Asbestos: Port Authority Entitled To Fees Spent Establishing AIG’s Duty To Defend WTC Claims

A New York state court applying New York law held that American Home Assurance Company (AIG) must pay attorneys’ fees incurred by the New York/ New Jersey Port Authority in its successful campaign for defense coverage relating to asbestos lawsuits filed by underlying plaintiffs who constructed the World Trade Center (WTC).

Plaintiff AIG filed a complaint seeking a declaration that it had no obligation to defend or indemnify the Port Authority against pending WTC asbestos claims. The Port Authority counterclaimed, seeking a mirror-image declaration that AIG was obligated to defend and indemnify it in the WTC asbestos claims. The Port Authority moved for partial summary judgment on AIG’s duty to defend, which the Court granted.
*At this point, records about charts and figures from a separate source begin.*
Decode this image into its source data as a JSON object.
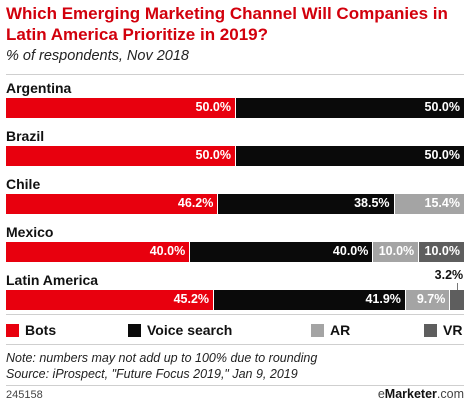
{
  "title": "Which Emerging Marketing Channel Will Companies in Latin America Prioritize in 2019?",
  "subtitle": "% of respondents, Nov 2018",
  "note": "Note: numbers may not add up to 100% due to rounding",
  "source": "Source: iProspect, \"Future Focus 2019,\" Jan 9, 2019",
  "chart_id": "245158",
  "brand": {
    "prefix": "e",
    "name": "Marketer",
    "suffix": ".com"
  },
  "colors": {
    "Bots": "#e8000e",
    "Voice search": "#0a0a0a",
    "AR": "#a4a4a4",
    "VR": "#5e5e5e"
  },
  "chart_data": {
    "type": "bar",
    "orientation": "horizontal-stacked-100",
    "title": "Which Emerging Marketing Channel Will Companies in Latin America Prioritize in 2019?",
    "subtitle": "% of respondents, Nov 2018",
    "categories": [
      "Argentina",
      "Brazil",
      "Chile",
      "Mexico",
      "Latin America"
    ],
    "series": [
      {
        "name": "Bots",
        "values": [
          50.0,
          50.0,
          46.2,
          40.0,
          45.2
        ],
        "labels": [
          "50.0%",
          "50.0%",
          "46.2%",
          "40.0%",
          "45.2%"
        ]
      },
      {
        "name": "Voice search",
        "values": [
          50.0,
          50.0,
          38.5,
          40.0,
          41.9
        ],
        "labels": [
          "50.0%",
          "50.0%",
          "38.5%",
          "40.0%",
          "41.9%"
        ]
      },
      {
        "name": "AR",
        "values": [
          0,
          0,
          15.4,
          10.0,
          9.7
        ],
        "labels": [
          "",
          "",
          "15.4%",
          "10.0%",
          "9.7%"
        ]
      },
      {
        "name": "VR",
        "values": [
          0,
          0,
          0,
          10.0,
          3.2
        ],
        "labels": [
          "",
          "",
          "",
          "10.0%",
          "3.2%"
        ]
      }
    ],
    "legend_position": "bottom",
    "grid": false
  }
}
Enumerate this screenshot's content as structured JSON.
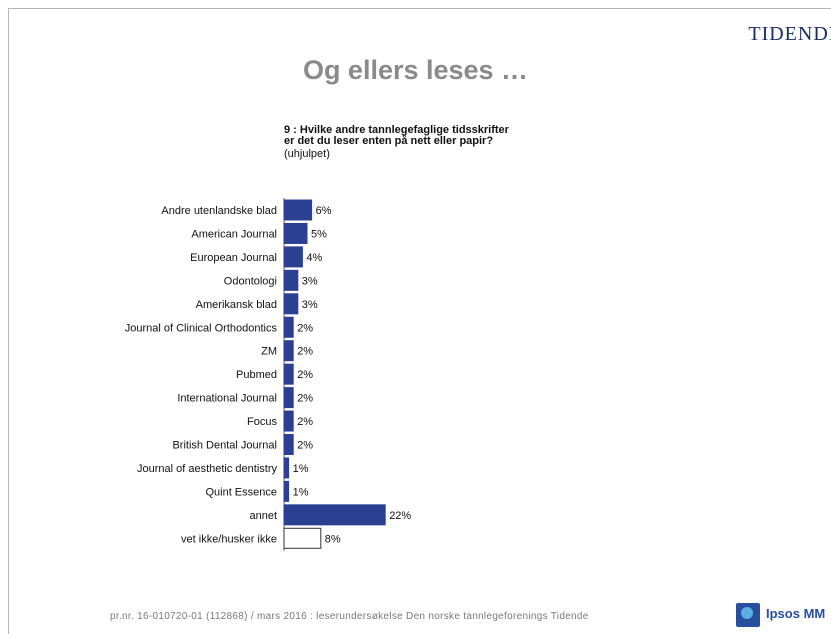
{
  "header": {
    "brand": "TIDENDE"
  },
  "page_title": "Og ellers leses …",
  "question": {
    "line1": "9 : Hvilke andre tannlegefaglige tidsskrifter",
    "line2": "er det du leser enten på nett eller papir?",
    "line3": "(uhjulpet)"
  },
  "colors": {
    "bar": "#2b3f93",
    "bar_highlight": "#ffffff",
    "brand": "#1a2e66"
  },
  "chart_data": {
    "type": "bar",
    "orientation": "horizontal",
    "categories": [
      "Andre utenlandske blad",
      "American Journal",
      "European Journal",
      "Odontologi",
      "Amerikansk blad",
      "Journal of Clinical Orthodontics",
      "ZM",
      "Pubmed",
      "International Journal",
      "Focus",
      "British Dental Journal",
      "Journal of aesthetic dentistry",
      "Quint Essence",
      "annet",
      "vet ikke/husker ikke"
    ],
    "values": [
      6,
      5,
      4,
      3,
      3,
      2,
      2,
      2,
      2,
      2,
      2,
      1,
      1,
      22,
      8
    ],
    "value_labels": [
      "6%",
      "5%",
      "4%",
      "3%",
      "3%",
      "2%",
      "2%",
      "2%",
      "2%",
      "2%",
      "2%",
      "1%",
      "1%",
      "22%",
      "8%"
    ],
    "unit": "%",
    "last_bar_style": "outline"
  },
  "footer": {
    "text": "pr.nr. 16-010720-01 (112868) / mars 2016 : leserundersøkelse Den norske tannlegeforenings Tidende"
  },
  "logo": {
    "text": "Ipsos MM"
  }
}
The Port Authority then filed a motion for attorneys’ fees under New York law, which provides that an insured “who has been cast in a defensive posture by the legal steps an insurer takes in an effort to free itself from its policy obligations” and who prevails on the merits may recover attorney’s fees incurred in defending against the insurer’s action. AIG argued that it is not liable for attorneys’ fees, because the Port Authority prevailed on its own claim for declaratory relief, as opposed to AIG’s claim for declaratory relief. The Court disagreed, finding that the claims are “[t]wo sides of the same coin.” Because the ruling in Port Authority’s favor resolved AIG’s claim, the Court held that Port Authority had “prevailed” on AIG’s claim. Thus, the Court ordered AIG to pay Port Authority’s legal fees in connection with establishing AIG’s duty to defend. American Home Assurance Co. v. The Port Auth. of New York and New Jersey, et al., No. 651096/2012 (N.Y. Sup. Ct. June 5, 2014).